France«L’Origine du monde» de Courbet tagué, une autre œuvre volée
Le tableau, prêté au Centre Pompidou-Metz, était protégé par une vitre.
Un «acte criminel» perpétré par des «fanatiques féministes» pour certains, une action artistique pour d’autres: le tableau «L’Origine du monde» de Courbet (1866) a été tagué à la peinture rouge lundi au Centre Pompidou-Metz (est) et une autre œuvre a été dérobée.
L’œuvre de Courbet, qui représente un sexe féminin, était «protégée par une vitre», a précisé à l’AFP la direction de la communication du musée, indiquant que la police était sur place en fin d’après-midi pour procéder à des analyses.
Cette «action», organisée par l’artiste performeuse franco-luxembourgeoise Deborah de Robertis, était baptisée «On ne sépare pas la femme de l’artiste».
Deux femmes ont tagué «MeToo» sur «L’Origine du monde» ainsi que sur une œuvre de Valie Export, a précisé Mme de Robertis à l’AFP.
Au total, cinq œuvres seraient concernées, selon un message posté sur X (ex-Twitter) par la ministre française de la Culture Rachida Dati.
«Aux «activistes» qui pensent que l’art ne serait pas assez puissant pour porter un message par lui-même, il faut le redire: une œuvre n’est pas une pancarte qu’on pourrait colorier avec le message du jour, a-t-elle écrit. Nous continuerons à protéger les œuvres contre les nouveaux iconoclastes.»
«Geste de réappropriation»
Deux jeunes femmes, nées en 1986 et 1993 et sans antécédents judiciaires, ont été placées en garde à vue en début d’après-midi, a indiqué à l’AFP le procureur de la République de Metz, Yves Badorc.

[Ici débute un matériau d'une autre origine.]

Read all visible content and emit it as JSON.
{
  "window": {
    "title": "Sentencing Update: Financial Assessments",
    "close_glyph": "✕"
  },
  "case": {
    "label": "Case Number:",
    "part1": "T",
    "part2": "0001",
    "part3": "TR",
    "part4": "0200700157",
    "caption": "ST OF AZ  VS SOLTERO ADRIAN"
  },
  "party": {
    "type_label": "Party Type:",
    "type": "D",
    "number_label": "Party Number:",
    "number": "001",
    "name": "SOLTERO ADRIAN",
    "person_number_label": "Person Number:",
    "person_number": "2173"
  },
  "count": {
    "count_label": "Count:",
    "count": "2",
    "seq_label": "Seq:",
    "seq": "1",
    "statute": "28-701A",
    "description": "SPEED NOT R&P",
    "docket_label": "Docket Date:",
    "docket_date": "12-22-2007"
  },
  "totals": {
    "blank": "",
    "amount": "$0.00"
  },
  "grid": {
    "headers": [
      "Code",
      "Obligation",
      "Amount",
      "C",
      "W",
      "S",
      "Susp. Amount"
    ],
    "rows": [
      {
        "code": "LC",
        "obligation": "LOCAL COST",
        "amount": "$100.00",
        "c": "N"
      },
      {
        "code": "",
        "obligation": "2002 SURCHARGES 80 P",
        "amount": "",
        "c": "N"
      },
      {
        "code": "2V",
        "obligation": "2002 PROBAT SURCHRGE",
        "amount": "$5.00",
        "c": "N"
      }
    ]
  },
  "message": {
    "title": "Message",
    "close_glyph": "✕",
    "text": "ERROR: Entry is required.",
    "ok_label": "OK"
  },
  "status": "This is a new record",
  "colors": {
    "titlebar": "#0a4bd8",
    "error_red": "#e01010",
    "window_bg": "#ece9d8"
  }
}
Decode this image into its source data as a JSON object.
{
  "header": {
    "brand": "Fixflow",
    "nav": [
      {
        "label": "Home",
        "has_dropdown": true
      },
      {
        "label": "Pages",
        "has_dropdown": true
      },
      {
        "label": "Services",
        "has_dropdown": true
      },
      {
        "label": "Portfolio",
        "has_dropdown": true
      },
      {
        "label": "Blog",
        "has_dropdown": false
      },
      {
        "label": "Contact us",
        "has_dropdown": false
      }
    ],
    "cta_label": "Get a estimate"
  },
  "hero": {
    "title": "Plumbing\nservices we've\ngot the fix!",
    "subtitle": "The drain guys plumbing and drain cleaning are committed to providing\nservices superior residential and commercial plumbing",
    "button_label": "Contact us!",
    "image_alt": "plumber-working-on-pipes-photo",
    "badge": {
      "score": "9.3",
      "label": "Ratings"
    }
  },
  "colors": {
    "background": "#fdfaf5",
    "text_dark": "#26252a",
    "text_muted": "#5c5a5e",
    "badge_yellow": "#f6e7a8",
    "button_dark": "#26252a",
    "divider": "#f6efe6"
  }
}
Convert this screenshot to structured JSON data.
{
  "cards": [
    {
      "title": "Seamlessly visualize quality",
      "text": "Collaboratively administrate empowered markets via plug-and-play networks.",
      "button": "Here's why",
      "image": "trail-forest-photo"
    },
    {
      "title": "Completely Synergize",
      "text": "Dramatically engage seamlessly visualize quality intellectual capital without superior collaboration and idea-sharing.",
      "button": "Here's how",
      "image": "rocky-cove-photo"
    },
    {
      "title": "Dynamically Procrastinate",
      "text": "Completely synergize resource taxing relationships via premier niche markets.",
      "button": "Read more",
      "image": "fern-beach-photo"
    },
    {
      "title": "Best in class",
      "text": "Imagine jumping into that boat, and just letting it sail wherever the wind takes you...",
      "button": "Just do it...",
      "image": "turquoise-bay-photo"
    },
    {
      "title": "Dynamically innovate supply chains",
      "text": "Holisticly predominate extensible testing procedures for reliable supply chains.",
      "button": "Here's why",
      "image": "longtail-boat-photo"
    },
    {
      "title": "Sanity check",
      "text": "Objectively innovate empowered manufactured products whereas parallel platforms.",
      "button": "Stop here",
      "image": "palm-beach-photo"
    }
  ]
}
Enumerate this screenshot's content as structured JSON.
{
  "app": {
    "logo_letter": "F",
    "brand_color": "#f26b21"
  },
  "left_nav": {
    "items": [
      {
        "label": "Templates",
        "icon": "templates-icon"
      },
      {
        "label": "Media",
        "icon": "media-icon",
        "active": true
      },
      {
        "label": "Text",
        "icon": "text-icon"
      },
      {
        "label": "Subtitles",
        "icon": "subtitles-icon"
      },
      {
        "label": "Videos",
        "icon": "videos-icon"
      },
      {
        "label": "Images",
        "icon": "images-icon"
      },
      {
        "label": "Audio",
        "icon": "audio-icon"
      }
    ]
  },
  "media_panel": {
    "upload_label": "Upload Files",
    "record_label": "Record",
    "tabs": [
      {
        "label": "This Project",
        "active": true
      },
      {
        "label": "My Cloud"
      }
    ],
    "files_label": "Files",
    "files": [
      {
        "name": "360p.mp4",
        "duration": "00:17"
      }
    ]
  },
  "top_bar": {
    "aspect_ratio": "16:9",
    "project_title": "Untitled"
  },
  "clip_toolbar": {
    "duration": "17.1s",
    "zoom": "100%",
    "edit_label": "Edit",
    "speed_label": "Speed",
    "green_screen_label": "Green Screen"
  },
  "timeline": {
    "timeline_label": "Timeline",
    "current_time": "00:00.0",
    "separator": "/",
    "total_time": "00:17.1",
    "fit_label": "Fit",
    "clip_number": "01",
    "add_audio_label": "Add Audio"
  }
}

L’enquête confiée au service interdépartemental de police judiciaire de Metz a été ouverte de deux chefs: «dégradation ou détérioration de biens culturels commis en réunion» et «vol d’un bien culturel en réunion», a précisé le magistrat.
Une troisième personne, qui n’a pas été interpellée, pourrait être à l’origine du vol d’une œuvre, selon M. Badorc.
L’oeuvre volée, une broderie rouge sur tissu d’Annette Messager, est baptisée «Je pense donc je suce».
Sollicitée sur ce point par l’AFP, Mme de Robertis a confirmé un «geste de réappropriation».
Le maire LR (Les Républicains, droite) de Metz, François Grosdidier, s’est dit «indigné et choqué» par la tentative de dégradation du tableau de Courbet, évoquant un «acte criminel contre une œuvre majeure de notre patrimoine par des militantes se revendiquant du mouvement #MeToo».
«Je condamne avec la plus grande vigueur ce nouvel attentat contre la culture, produit cette fois par des fanatiques féministes», a-t-il poursuivi, espérant que «les auteurs de cet acte seront sévèrement condamnés».
Exposée à proximité
Peint en 1866, «L’Origine du monde» est entré dans les collections du musée d’Orsay en 1995.
Sa commande à Courbet est attribuée à un diplomate ottoman, Khalil-Bey, figure flamboyante du Tout-Paris des années 1860, et le modèle serait Constance Quéniaux, ancienne danseuse de l’Opéra de Paris.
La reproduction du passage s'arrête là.